In remembering my tween-millennial thrill at hearing the compilation for the first time, I felt the urge to call it an introduction to a new sphere of music, but that’s not really true. I was already a fan of the bulk of the bands on here, sneaking listens of my college-aged brothers’ copies of Rage Against the Machine and The Downward Spiral every chance I got. (And if my math is right, I eventually got CD copies of my own through BMG or Columbia House—The ’90s!) “Dead Souls” was certainly my go-to track at the time, along with “Milktoast,” and both are still top-tier highlights from two of the best bands of the alt-rock era. But these days, it’s “Burn” I listen to most, and I’d take it further by dubbing it the best song of the bunch, a legendary band still delivering some of their best material well into their second decade.
Yet I don’t doubt that The Crow and in particular its soundtrack introduced an entirely new generation to gothic aesthetics and sounds—I don’t have the sales figures for eyeliner and fishnets, but I’d wager they got a boost. Before the release of The Crow, the bulk of its publicity stemmed from the on-set death of its star Brandon Lee due to a prop gun accident—an unfortunate mark that still clings to the film. But the legacy of the soundtrack ultimately eclipsed that of its tragic backstory, selling more than 3 million copies and capturing a moment in alternative music that might have been fleeting but cast a long shadow.

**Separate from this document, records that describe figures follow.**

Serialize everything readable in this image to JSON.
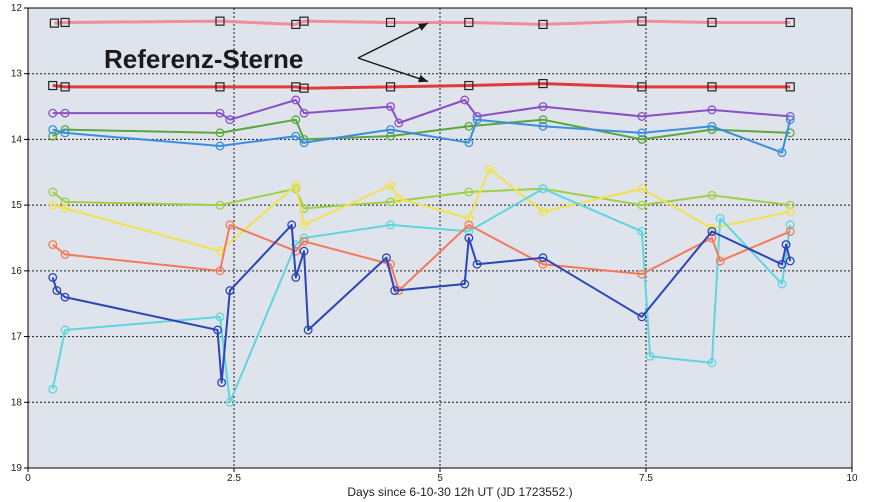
{
  "chart_data": {
    "type": "scatter",
    "xlabel": "Days since    6-10-30 12h UT (JD 1723552.)",
    "ylabel": "",
    "xlim": [
      0,
      10
    ],
    "ylim": [
      19,
      12
    ],
    "y_axis_inverted": true,
    "grid": true,
    "grid_style": "dashed",
    "plot_background": "#dfe4ec",
    "xticks": [
      "0",
      "2.5",
      "5",
      "7.5",
      "10"
    ],
    "yticks": [
      "12",
      "13",
      "14",
      "15",
      "16",
      "17",
      "18",
      "19"
    ],
    "annotation": {
      "text": "Referenz-Sterne",
      "arrow_targets": [
        [
          5.0,
          12.2
        ],
        [
          5.0,
          13.15
        ]
      ]
    },
    "series": [
      {
        "color": "#f28c9c",
        "marker": "square",
        "x": [
          0.32,
          0.45,
          2.33,
          3.25,
          3.35,
          4.4,
          5.35,
          6.25,
          7.45,
          8.3,
          9.25
        ],
        "y": [
          12.23,
          12.22,
          12.2,
          12.25,
          12.2,
          12.22,
          12.22,
          12.25,
          12.2,
          12.22,
          12.22
        ]
      },
      {
        "color": "#e23a3a",
        "marker": "square",
        "x": [
          0.3,
          0.45,
          2.33,
          3.25,
          3.35,
          4.4,
          5.35,
          6.25,
          7.45,
          8.3,
          9.25
        ],
        "y": [
          13.18,
          13.2,
          13.2,
          13.2,
          13.22,
          13.2,
          13.18,
          13.15,
          13.2,
          13.2,
          13.2
        ]
      },
      {
        "color": "#8a4fc7",
        "marker": "circle",
        "x": [
          0.3,
          0.45,
          2.33,
          2.45,
          3.25,
          3.35,
          4.4,
          4.5,
          5.3,
          5.45,
          6.25,
          7.45,
          8.3,
          9.25
        ],
        "y": [
          13.6,
          13.6,
          13.6,
          13.7,
          13.4,
          13.6,
          13.5,
          13.75,
          13.4,
          13.65,
          13.5,
          13.65,
          13.55,
          13.65
        ]
      },
      {
        "color": "#5aa63c",
        "marker": "circle",
        "x": [
          0.3,
          0.45,
          2.33,
          3.25,
          3.35,
          4.4,
          5.35,
          6.25,
          7.45,
          8.3,
          9.25
        ],
        "y": [
          13.95,
          13.85,
          13.9,
          13.7,
          14.0,
          13.95,
          13.8,
          13.7,
          14.0,
          13.85,
          13.9
        ]
      },
      {
        "color": "#3a8edc",
        "marker": "circle",
        "x": [
          0.3,
          0.45,
          2.33,
          3.25,
          3.35,
          4.4,
          5.35,
          5.45,
          6.25,
          7.45,
          8.3,
          9.15,
          9.25
        ],
        "y": [
          13.85,
          13.9,
          14.1,
          13.95,
          14.05,
          13.85,
          14.05,
          13.7,
          13.8,
          13.9,
          13.8,
          14.2,
          13.7
        ]
      },
      {
        "color": "#9fcf47",
        "marker": "circle",
        "x": [
          0.3,
          0.45,
          2.33,
          3.25,
          3.35,
          4.4,
          5.35,
          6.25,
          7.45,
          8.3,
          9.25
        ],
        "y": [
          14.8,
          14.95,
          15.0,
          14.75,
          15.05,
          14.95,
          14.8,
          14.75,
          15.0,
          14.85,
          15.0
        ]
      },
      {
        "color": "#f2e24a",
        "marker": "circle",
        "x": [
          0.3,
          0.45,
          2.33,
          3.25,
          3.35,
          4.4,
          4.5,
          5.35,
          5.6,
          6.25,
          7.45,
          8.3,
          9.25
        ],
        "y": [
          15.0,
          15.05,
          15.7,
          14.7,
          15.3,
          14.7,
          14.9,
          15.2,
          14.45,
          15.1,
          14.75,
          15.35,
          15.1
        ]
      },
      {
        "color": "#5fd6dc",
        "marker": "circle",
        "x": [
          0.3,
          0.45,
          2.33,
          2.45,
          3.25,
          3.35,
          4.4,
          5.35,
          6.25,
          7.45,
          7.55,
          8.3,
          8.4,
          9.15,
          9.25
        ],
        "y": [
          17.8,
          16.9,
          16.7,
          18.0,
          15.6,
          15.5,
          15.3,
          15.4,
          14.75,
          15.4,
          17.3,
          17.4,
          15.2,
          16.2,
          15.3
        ]
      },
      {
        "color": "#f47a57",
        "marker": "circle",
        "x": [
          0.3,
          0.45,
          2.33,
          2.45,
          3.25,
          3.35,
          4.4,
          4.5,
          5.35,
          6.25,
          7.45,
          8.3,
          8.4,
          9.25
        ],
        "y": [
          15.6,
          15.75,
          16.0,
          15.3,
          15.7,
          15.55,
          15.9,
          16.3,
          15.3,
          15.9,
          16.05,
          15.5,
          15.85,
          15.4
        ]
      },
      {
        "color": "#2b45b8",
        "marker": "circle",
        "x": [
          0.3,
          0.35,
          0.45,
          2.3,
          2.35,
          2.45,
          3.2,
          3.25,
          3.35,
          3.4,
          4.35,
          4.45,
          5.3,
          5.35,
          5.45,
          6.25,
          7.45,
          8.3,
          9.15,
          9.2,
          9.25
        ],
        "y": [
          16.1,
          16.3,
          16.4,
          16.9,
          17.7,
          16.3,
          15.3,
          16.1,
          15.7,
          16.9,
          15.8,
          16.3,
          16.2,
          15.5,
          15.9,
          15.8,
          16.7,
          15.4,
          15.9,
          15.6,
          15.85
        ]
      }
    ]
  }
}
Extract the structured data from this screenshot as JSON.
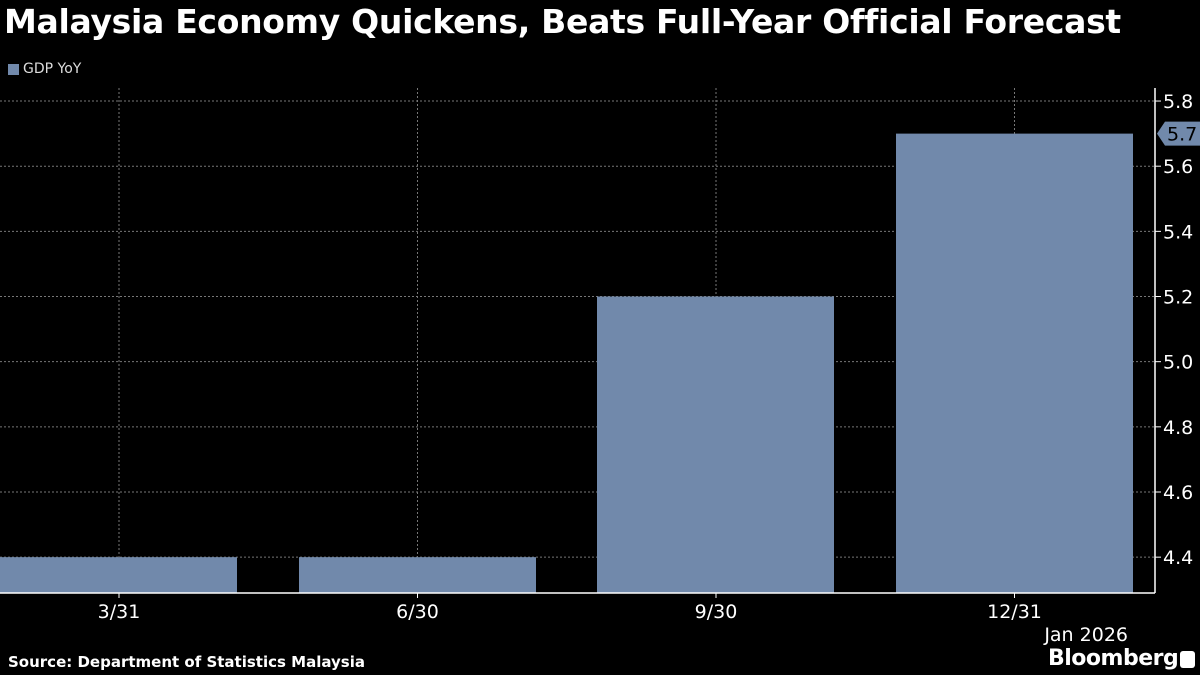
{
  "title": "Malaysia Economy Quickens, Beats Full-Year Official Forecast",
  "source": "Source: Department of Statistics Malaysia",
  "brand": "Bloomberg",
  "chart_data": {
    "type": "bar",
    "title": "Malaysia Economy Quickens, Beats Full-Year Official Forecast",
    "categories": [
      "3/31",
      "6/30",
      "9/30",
      "12/31"
    ],
    "x_sublabel": "Jan 2026",
    "series": [
      {
        "name": "GDP YoY",
        "values": [
          4.4,
          4.4,
          5.2,
          5.7
        ],
        "color": "#7189ab"
      }
    ],
    "last_value_label": "5.7",
    "yticks": [
      "4.4",
      "4.6",
      "4.8",
      "5.0",
      "5.2",
      "5.4",
      "5.6",
      "5.8"
    ],
    "ylim": [
      4.29,
      5.84
    ],
    "y_axis_side": "right",
    "grid": true,
    "legend": "top-left"
  }
}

Both were successful enough to lead to a series of sequels, however, albeit with diminishing returns but still some gold (and “Gold Dust Woman“) to be found, 1996’s The Crow: City of Angels featuring a mixed bag of PJ Harvey, Deftones, Tricky, Seven Mary Three and Bush.
The critically maligned reboot in 2024 starting Skarsgard and FKA twigs, for its part, featured songs from Canadian goths TRAITRS, UK industrial beatmaker The Bug and, naturally, FKA twigs, but without a proper soundtrack album release, and with mostly previously released material, it felt like a missed opportunity. Though given how well the movie was received, perhaps it’s a blessing in disguise.
A frequent playlist exercise I engage in is imagining what a soundtrack to a contemporary version of The Crow should look like, with as many one-to-one parallels as I can think of. And given how many contemporary bands carry echoes of the heaviest hitters on the original, there’s no shortage of possibilities. Chat Pile in place of Rollins Band? HEALTH subbed in for Nine Inch Nails? Portrayal of Guilt pinch hitting for Pantera? It gets a little more complicated to contemplate a band like The Cure, who just five years removed from Disintegration at the time, were somehow both living legends only 15 years after their debut and still arguably in a creative peak. Funny enough, my first thought goes to a band like Robert Smith favorite and City of Angels alums Deftones, but at 30-plus years into their career, they’ve been at it even longer than The Cure was by 1994. Seeing the numbers in front of me reinforces how time reshapes all of it, that what seemed like a blending of different generations of music wasn’t even that vast of a gap after all—even if a band like The Cure left an indelible impression on its other featured artists. As far as the album’s impact, however, we keep feeling the aftershocks more than three decades later.